Ce type de démocratie socio-écologique a une base cosmologique. Nous savons de la nouvelle cosmogenèse, des sciences de l'univers, de la Terre et de la vie que tous les êtres sont interdépendants. Tout dans l'univers est relation et rien n'existe en dehors de la relation La constante fondamentale qui soutient et maintient l'univers toujours en expansion est constituée par la synergie, par la symbiose et par l'inter-rétro-relation de chacun avec chacun. Même la compréhension de Darwin de la survie du plus apte s'inscrit dans cette constante universelle. C'est pourquoi chaque être a sa place dans le Tout. Même les plus faibles dans le jeu des interrelations ont une chance de survivre.
L'unicité de l'être humain, et cela a été prouvé par des neurologues, des généticiens, des bioanthropologues et des cosmologues, est d'apparaître comme un être, un nœud de relations, d'amour, de coopération, de solidarité et de compassion. Une telle singularité apparaît mieux lorsqu'on la compare aux simiens supérieurs dont on ne diffère que de 1,6% de charge génétique. Ils ont aussi une vie d'entreprise. Mais ils sont guidés par la logique de domination et de hiérarchisation. Mais nous nous en différencions par l'émergence de la coopération et de la solidarité. Concrètement, lorsque nos ancêtres humanoïdes sortaient chercher leur nourriture, ils ne la mangeaient pas individuellement. Ils nous ont amenés au groupe et ont vécu la commensalité solidaire. Cela a fait d'eux des êtres humains, des êtres d'amour, d'attention et de coopération.
L'ONU a déjà admis que la nature et la Terre sont des sujets de droits. Ce sont les nouveaux citoyens avec qui nous devons vivre à l'amiable. La Terre est une entité biogéophysique, Gaïa, qui articule tous les éléments pour rester en vie et produire toutes sortes de vie. À un moment avancé de son évolution et de sa complexité, il a commencé à ressentir, à penser, à aimer et à se soucier. Puis vint l'être humain, homme et femme qui sont la Terre pensante et aimante.

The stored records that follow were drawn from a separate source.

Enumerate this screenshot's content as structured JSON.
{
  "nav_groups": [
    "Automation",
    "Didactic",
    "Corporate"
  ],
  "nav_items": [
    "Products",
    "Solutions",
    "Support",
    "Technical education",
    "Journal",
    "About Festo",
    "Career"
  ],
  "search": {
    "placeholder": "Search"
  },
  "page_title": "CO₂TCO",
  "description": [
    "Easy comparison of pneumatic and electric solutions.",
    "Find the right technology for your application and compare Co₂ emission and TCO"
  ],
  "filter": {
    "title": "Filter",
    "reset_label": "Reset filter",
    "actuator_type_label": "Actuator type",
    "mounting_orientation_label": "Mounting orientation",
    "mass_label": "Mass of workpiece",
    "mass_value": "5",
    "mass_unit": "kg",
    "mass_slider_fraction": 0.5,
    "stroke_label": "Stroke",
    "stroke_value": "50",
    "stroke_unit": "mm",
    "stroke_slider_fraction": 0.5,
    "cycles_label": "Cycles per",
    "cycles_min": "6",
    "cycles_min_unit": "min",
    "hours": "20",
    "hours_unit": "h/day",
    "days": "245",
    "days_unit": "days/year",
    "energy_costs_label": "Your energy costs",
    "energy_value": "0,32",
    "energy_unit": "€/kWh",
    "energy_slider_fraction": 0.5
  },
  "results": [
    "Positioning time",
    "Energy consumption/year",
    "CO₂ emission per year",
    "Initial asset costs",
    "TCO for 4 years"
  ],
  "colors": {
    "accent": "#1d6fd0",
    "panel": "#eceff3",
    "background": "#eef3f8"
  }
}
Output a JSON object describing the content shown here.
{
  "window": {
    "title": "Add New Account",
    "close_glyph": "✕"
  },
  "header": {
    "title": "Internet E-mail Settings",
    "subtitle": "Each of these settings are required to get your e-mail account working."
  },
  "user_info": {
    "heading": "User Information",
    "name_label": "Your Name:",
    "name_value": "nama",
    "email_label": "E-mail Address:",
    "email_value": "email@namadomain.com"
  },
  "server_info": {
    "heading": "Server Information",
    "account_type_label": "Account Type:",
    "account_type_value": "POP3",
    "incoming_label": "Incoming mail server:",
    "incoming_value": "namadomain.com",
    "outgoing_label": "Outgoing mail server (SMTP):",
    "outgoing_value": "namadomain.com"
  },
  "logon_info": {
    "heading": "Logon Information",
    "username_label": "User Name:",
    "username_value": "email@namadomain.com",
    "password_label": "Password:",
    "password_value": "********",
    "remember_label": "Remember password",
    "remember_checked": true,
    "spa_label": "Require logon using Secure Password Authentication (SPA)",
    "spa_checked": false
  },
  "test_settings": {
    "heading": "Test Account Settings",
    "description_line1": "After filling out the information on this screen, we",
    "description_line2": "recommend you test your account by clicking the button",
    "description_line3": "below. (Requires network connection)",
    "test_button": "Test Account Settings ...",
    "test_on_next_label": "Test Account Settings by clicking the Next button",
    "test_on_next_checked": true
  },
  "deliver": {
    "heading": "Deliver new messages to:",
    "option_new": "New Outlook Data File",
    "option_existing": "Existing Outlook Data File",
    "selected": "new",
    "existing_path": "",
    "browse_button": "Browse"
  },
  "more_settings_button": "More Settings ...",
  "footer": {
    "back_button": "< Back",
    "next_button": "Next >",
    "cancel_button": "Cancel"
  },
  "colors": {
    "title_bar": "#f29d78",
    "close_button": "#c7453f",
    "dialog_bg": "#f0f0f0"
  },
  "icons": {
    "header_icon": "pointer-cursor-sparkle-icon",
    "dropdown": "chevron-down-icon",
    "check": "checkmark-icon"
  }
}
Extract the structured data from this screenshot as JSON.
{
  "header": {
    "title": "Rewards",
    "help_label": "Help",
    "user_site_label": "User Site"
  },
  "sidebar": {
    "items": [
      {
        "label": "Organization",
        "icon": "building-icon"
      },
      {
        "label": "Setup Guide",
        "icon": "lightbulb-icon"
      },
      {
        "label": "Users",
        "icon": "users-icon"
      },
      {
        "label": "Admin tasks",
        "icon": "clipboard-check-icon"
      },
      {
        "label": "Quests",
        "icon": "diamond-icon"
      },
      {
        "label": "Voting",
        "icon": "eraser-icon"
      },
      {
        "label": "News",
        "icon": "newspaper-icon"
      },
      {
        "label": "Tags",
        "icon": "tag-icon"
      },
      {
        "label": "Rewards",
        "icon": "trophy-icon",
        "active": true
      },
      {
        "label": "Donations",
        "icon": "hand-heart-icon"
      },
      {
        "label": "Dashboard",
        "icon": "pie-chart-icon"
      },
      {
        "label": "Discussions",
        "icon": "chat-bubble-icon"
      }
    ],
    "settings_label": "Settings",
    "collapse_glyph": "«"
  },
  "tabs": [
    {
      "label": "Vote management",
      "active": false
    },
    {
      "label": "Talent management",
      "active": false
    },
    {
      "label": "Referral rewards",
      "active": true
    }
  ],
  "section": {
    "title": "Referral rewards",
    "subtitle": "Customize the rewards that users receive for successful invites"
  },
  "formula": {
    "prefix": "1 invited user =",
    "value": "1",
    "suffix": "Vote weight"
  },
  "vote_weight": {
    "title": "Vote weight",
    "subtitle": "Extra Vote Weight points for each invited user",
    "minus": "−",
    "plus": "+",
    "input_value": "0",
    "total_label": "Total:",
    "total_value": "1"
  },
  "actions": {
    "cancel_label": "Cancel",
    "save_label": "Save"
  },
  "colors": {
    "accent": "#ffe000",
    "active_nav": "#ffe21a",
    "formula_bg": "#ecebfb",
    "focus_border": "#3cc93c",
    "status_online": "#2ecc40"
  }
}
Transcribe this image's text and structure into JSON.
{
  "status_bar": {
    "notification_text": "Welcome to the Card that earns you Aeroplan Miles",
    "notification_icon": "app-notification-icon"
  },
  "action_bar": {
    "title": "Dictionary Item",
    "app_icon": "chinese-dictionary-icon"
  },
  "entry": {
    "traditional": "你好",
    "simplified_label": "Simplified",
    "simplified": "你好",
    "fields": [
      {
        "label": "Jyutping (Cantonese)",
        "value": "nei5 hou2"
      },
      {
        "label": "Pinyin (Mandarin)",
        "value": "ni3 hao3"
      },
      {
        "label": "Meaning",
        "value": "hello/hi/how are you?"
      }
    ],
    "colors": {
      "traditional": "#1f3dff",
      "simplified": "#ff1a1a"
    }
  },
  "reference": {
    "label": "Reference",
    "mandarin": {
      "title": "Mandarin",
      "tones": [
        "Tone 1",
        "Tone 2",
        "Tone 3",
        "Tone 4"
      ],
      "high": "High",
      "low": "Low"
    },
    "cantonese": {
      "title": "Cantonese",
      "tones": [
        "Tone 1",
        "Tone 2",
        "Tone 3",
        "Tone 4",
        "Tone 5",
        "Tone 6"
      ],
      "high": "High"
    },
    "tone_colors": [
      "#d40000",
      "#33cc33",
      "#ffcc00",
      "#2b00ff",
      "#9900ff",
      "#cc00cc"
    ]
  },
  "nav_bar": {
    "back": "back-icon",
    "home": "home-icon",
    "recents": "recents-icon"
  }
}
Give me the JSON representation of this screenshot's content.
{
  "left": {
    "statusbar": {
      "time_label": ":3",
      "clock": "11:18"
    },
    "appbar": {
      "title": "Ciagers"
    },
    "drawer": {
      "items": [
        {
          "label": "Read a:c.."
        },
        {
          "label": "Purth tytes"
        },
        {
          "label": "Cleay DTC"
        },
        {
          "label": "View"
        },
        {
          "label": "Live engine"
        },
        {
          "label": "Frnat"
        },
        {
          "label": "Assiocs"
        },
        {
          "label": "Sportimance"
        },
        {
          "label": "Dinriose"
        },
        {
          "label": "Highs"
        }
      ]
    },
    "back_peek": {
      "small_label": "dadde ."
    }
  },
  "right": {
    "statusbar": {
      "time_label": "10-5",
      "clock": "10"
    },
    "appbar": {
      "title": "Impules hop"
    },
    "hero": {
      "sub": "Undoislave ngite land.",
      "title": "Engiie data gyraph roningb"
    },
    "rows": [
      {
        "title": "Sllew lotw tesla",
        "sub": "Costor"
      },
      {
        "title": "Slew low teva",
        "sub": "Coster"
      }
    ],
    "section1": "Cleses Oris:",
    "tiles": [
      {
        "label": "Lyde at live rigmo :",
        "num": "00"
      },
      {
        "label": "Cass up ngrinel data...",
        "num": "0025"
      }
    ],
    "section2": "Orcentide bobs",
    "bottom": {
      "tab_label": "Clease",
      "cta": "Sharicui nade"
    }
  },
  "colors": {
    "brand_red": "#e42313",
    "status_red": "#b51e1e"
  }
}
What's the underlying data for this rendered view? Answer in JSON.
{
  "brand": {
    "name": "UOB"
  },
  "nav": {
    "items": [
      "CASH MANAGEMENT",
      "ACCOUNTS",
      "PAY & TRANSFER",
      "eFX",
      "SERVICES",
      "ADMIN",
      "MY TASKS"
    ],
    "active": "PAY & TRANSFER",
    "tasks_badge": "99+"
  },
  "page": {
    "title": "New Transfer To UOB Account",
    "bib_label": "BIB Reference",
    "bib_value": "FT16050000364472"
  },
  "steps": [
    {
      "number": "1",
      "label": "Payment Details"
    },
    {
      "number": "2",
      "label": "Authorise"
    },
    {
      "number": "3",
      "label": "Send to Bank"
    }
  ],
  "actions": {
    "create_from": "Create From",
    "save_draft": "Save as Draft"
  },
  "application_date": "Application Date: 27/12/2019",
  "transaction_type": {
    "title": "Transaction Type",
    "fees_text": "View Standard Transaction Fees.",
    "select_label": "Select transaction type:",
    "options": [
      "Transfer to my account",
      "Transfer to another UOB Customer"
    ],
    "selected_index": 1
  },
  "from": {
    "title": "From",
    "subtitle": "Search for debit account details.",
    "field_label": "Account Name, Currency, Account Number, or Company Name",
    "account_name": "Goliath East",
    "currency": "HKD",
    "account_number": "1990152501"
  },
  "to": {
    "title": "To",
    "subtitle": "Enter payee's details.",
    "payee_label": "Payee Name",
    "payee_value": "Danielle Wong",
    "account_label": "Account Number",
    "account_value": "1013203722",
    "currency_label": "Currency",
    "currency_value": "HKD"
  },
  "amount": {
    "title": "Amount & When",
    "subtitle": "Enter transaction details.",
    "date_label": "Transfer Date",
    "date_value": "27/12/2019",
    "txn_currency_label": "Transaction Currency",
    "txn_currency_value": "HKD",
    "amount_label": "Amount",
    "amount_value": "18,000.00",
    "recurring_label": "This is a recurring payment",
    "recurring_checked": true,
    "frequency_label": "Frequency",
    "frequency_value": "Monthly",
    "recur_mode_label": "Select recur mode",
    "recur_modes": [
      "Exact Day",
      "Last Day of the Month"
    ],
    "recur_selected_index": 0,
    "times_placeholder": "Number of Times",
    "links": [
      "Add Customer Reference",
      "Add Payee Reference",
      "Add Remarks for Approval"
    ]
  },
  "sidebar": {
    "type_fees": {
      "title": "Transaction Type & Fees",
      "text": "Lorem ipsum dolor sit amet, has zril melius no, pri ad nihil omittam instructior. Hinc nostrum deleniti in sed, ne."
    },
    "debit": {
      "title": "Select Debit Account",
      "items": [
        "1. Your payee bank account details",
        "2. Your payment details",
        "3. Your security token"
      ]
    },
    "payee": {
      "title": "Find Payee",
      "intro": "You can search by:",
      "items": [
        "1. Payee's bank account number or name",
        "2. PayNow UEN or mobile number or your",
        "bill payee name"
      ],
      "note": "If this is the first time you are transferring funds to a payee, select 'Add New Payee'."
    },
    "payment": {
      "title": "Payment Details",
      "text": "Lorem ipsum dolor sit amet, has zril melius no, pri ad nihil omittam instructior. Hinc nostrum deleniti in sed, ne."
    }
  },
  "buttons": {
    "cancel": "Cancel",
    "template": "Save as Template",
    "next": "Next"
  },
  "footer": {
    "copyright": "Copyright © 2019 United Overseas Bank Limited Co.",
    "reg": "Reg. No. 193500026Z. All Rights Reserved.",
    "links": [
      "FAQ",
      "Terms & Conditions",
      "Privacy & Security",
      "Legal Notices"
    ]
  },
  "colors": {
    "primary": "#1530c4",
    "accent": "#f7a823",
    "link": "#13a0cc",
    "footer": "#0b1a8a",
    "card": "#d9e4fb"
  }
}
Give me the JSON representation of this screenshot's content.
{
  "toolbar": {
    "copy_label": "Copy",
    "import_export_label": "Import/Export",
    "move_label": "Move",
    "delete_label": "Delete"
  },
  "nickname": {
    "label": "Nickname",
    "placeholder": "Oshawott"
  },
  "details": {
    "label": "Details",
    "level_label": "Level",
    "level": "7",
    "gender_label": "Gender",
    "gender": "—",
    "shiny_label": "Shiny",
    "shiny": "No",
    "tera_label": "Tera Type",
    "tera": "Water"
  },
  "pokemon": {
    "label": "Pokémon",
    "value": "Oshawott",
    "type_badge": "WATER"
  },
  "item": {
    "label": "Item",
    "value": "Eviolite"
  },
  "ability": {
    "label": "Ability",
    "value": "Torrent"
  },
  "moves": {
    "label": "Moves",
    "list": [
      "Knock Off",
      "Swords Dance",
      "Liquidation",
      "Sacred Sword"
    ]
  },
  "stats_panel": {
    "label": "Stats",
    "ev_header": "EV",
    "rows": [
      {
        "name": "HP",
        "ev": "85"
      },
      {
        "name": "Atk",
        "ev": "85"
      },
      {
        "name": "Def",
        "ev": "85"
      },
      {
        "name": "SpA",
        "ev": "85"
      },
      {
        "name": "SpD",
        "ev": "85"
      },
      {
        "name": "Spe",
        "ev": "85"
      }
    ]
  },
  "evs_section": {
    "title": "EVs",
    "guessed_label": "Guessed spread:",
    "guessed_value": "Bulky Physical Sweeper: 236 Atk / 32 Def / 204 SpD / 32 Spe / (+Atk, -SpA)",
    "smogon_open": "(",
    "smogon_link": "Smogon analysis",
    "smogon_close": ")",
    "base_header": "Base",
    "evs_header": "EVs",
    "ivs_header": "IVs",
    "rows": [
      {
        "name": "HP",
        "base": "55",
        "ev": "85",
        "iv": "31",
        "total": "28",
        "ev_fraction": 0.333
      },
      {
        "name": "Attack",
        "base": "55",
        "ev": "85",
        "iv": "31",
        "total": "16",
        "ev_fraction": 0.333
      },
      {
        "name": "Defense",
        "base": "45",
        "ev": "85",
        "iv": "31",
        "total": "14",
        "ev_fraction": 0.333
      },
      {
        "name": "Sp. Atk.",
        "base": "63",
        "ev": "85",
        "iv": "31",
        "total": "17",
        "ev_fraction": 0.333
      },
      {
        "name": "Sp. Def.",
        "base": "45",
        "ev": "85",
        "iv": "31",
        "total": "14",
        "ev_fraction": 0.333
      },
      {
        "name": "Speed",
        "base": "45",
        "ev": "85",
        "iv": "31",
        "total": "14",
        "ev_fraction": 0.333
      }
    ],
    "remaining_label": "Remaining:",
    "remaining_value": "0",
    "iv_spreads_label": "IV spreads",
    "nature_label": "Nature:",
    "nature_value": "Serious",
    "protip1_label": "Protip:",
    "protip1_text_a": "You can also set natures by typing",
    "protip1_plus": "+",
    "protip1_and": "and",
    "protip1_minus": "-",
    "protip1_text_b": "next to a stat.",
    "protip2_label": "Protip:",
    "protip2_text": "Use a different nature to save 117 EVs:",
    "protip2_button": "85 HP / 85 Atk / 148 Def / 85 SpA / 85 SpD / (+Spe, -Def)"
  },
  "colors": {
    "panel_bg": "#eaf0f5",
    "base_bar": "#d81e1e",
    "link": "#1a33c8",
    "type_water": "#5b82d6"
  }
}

Elle s'organisait en sociétés, également démocratiques, des manières les plus diverses. Mais aujourd'hui, parce que l'alarme écologique planétaire a sonné, nous devons, avec sagesse, forger une autre démocratie, celle socio-écologique dans les termes évoqués plus haut.
Si nous voulons survivre ensemble, cette démocratie se caractérisera par être une cosmocratie, une géocratie, une biocratie, une sociocratie, bref, une démocratie écologique-sociale ou socio-écologique. Le temps presse. Nous devons susciter une nouvelle prise de conscience et nous préparer aux changements et adaptations qui ne tarderont pas à arriver.
*Léonard Boff Il est théologien et philosophe. Auteur, entre autres livres, de Habiter la Terre : quel chemin vers la fraternité universelle ? (Vozes).